St. Louis Fed President James Bullard took the moment to intensify his call for faster action by the Fed's policy-setting panel, and said that rapidly strengthening economic data was making more of his colleagues comfortable with the idea of speeding up the bond-buying taper and laying the groundwork for a liftoff from zero rates. In September a slight majority of the Fed's 18 policymakers thought a rate hike would not be warranted until at least 2023.
"The danger now is that we get too much inflation... it's time for the (Fed) to react at upcoming meetings" Bullard said, arguing that the Fed should finish its bond program by March, and reiterating his view the central bank should raise rates at least twice next year.
"The inflation numbers are high enough that I think (ending the taper by March) would really help us to create the optionality to do more if we had to, if inflation doesn't dissipate as expected in the next couple of months," he told reporters.
LIFTOFF BEFORE JUNE?
The Fed has kept interest rates near zero since March 2020. In November it began reducing its $120 billion in bond purchases each month on a pace that would end them entirely by June 2022.
But, with inflation running at more than twice the Fed's 2% target and risks rising that it won't recede next year as quickly as policymakers would like, Fed Chair Jerome Powell said this week that at the Fed's next policy meeting on Dec. 14-15 they would consider speeding up the taper by a few months.
Friday's labor market report "doesn't do anything to derail the Fed from a faster taper," said Sameer Samana, senior global market strategist at Wells Fargo Investment Institute.
Bullard has for months been on the hawkish end of the Fed's policy spectrum, but in the last few weeks more of his colleagues have joined him in wanting at least the option of raising rates earlier than June.
Fed policymakers generally agree that a liftoff from near-zero rates should only start after the Fed has stopped buying bonds.
Friday's labor report showed labor force participation rose to 61.8%, the highest since it fell off a cliff in the early days of the pandemic, and women - many of whom stayed home from jobs to fill in childcare, schooling and eldercare gaps - entered the labor force at the fastest rate since March.
"We think the Fed will view the economy as near full employment," Barclays economists wrote in a note, adding that not only do they expect the central bank to speed up its taper in December, but also to begin raising rates in March.
Interest-rate futures traders are pricing in a rate increase in June, with two more by the end of 2022.
Economists at Goldman Sachs noted following the report that the survey response rate that feeds into the payrolls number was the lowest for a November in 13 years.
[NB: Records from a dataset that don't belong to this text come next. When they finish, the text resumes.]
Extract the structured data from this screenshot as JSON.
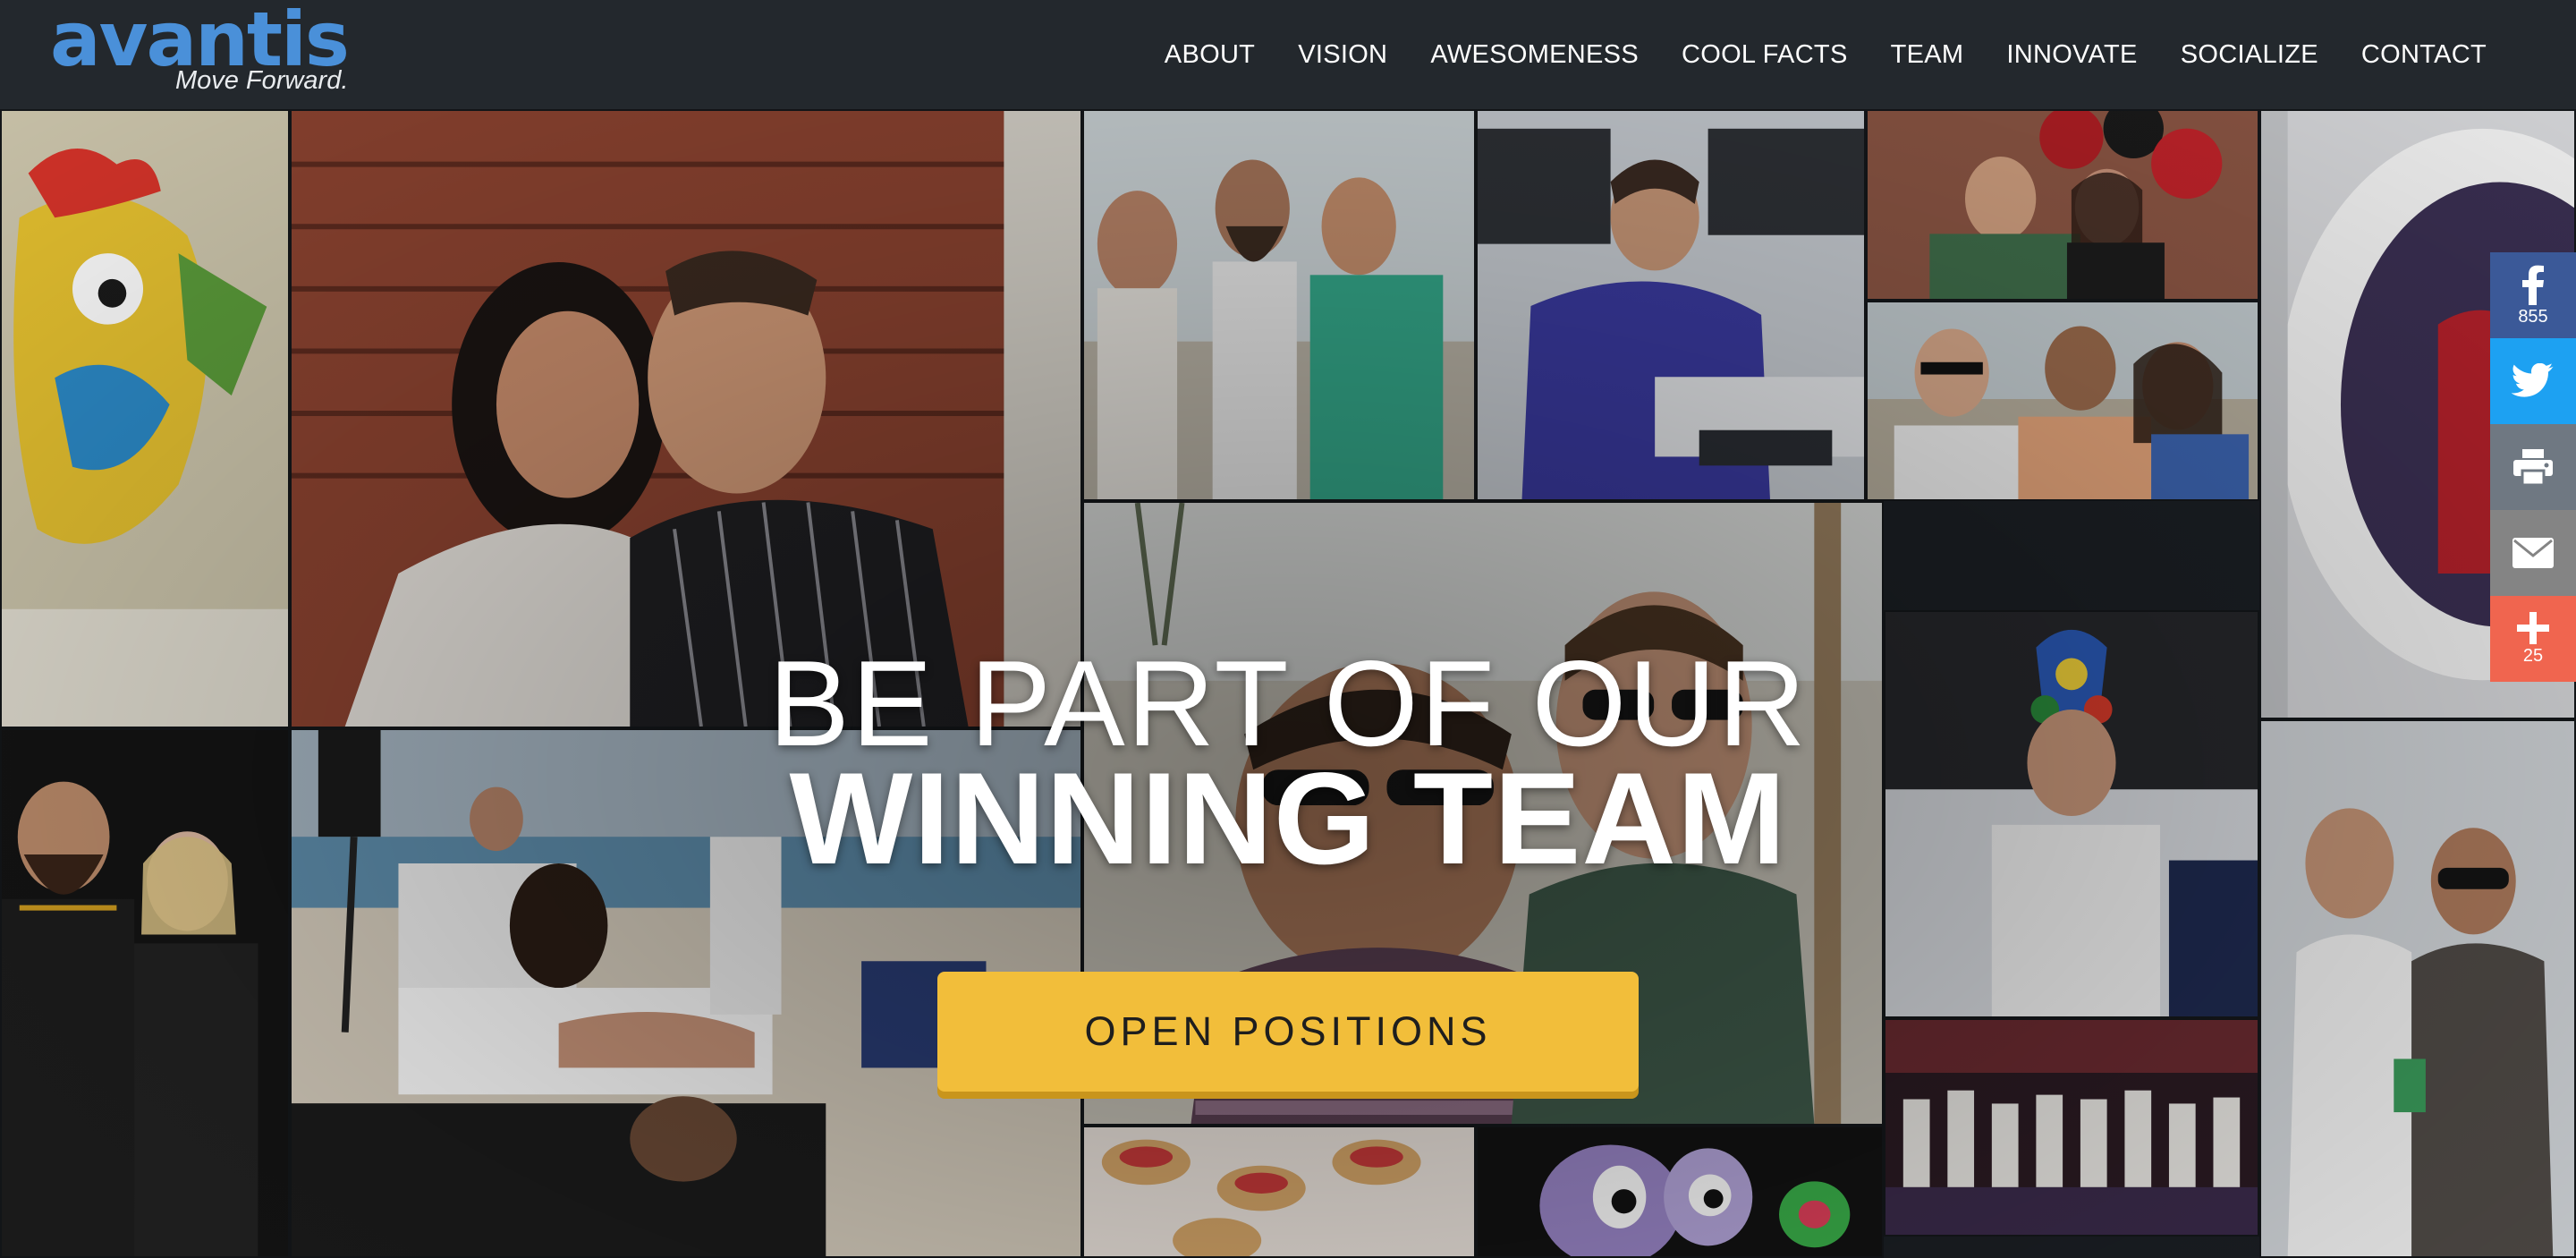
{
  "brand": {
    "name": "avantis",
    "tagline": "Move Forward."
  },
  "nav": {
    "items": [
      {
        "label": "ABOUT"
      },
      {
        "label": "VISION"
      },
      {
        "label": "AWESOMENESS"
      },
      {
        "label": "COOL FACTS"
      },
      {
        "label": "TEAM"
      },
      {
        "label": "INNOVATE"
      },
      {
        "label": "SOCIALIZE"
      },
      {
        "label": "CONTACT"
      }
    ]
  },
  "hero": {
    "line1": "BE PART OF OUR",
    "line2": "WINNING TEAM",
    "cta_label": "OPEN POSITIONS"
  },
  "share": {
    "facebook_count": "855",
    "addthis_count": "25"
  },
  "colors": {
    "header_bg": "#23282d",
    "logo_blue": "#4a90d9",
    "cta_yellow": "#f2be3a",
    "facebook": "#3b5998",
    "twitter": "#1da1f2",
    "print": "#6f7882",
    "email": "#848484",
    "addthis": "#f0654f"
  }
}
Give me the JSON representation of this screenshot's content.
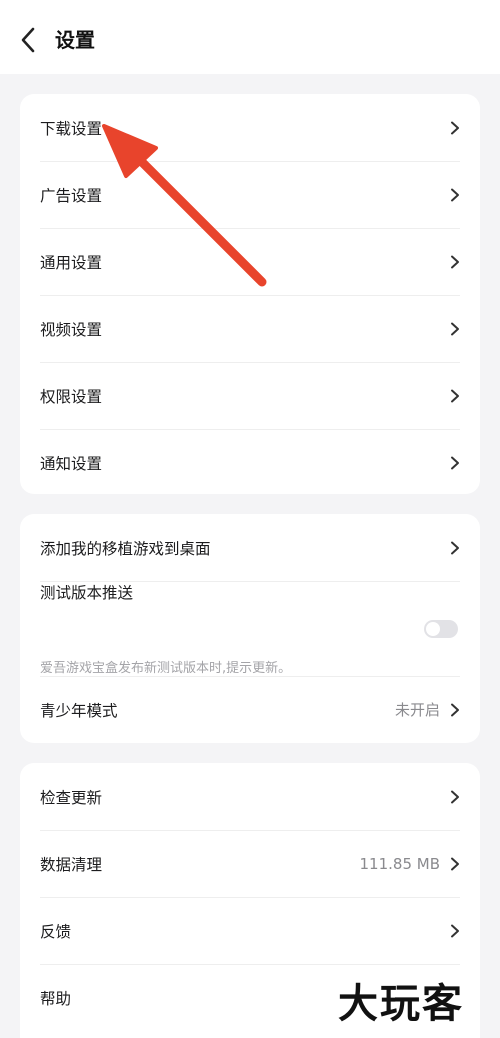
{
  "header": {
    "title": "设置",
    "back_icon": "back-arrow-icon"
  },
  "group1": {
    "items": [
      {
        "label": "下载设置"
      },
      {
        "label": "广告设置"
      },
      {
        "label": "通用设置"
      },
      {
        "label": "视频设置"
      },
      {
        "label": "权限设置"
      },
      {
        "label": "通知设置"
      }
    ]
  },
  "group2": {
    "desktop_shortcut_label": "添加我的移植游戏到桌面",
    "test_push_label": "测试版本推送",
    "test_push_desc": "爱吾游戏宝盒发布新测试版本时,提示更新。",
    "test_push_enabled": false,
    "teen_mode_label": "青少年模式",
    "teen_mode_value": "未开启"
  },
  "group3": {
    "check_update_label": "检查更新",
    "data_clean_label": "数据清理",
    "data_clean_value": "111.85 MB",
    "feedback_label": "反馈",
    "help_label": "帮助"
  },
  "annotation": {
    "type": "arrow",
    "color": "#e8442c",
    "points_to": "下载设置"
  },
  "watermark": {
    "text": "大玩客"
  },
  "colors": {
    "background": "#f4f4f6",
    "card": "#ffffff",
    "text_primary": "#1c1c1e",
    "text_secondary": "#8a8a8e",
    "toggle_off": "#e2e2e6"
  }
}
Several months this year have seen upward revisions in later readings, owing in part to the difficulty of data collection during the pandemic. From May through September, 748,000 more jobs were created than reported in the Labor Department's initial estimate.
Bullard echoed that in comments to reporters, adding he expected upward revisions to the payrolls number.
He downplayed the potential impact of the Omicron COVID-19 variant, saying the economy had adjusted to prior strains of the virus and he'd expect a similar pattern this time,
Still, some analysts noted, even if the Fed wraps up its quantitative easing program within months, that doesn't necessarily mean a string of rate hikes is a given.
"We think that it is clear that QE has overstayed its welcome," Blackrock chief investment officer Rick Rieder wrote in a note to investors, but added, "the next few months will be fertile with information on Omicron risks, supply and demand influences, a potentially moderately slowing demand for goods and services, having moved further from the immense fiscal and monetary stimulus, and the potential alleviation of some of the supply-chain pressures that have pressed prices higher."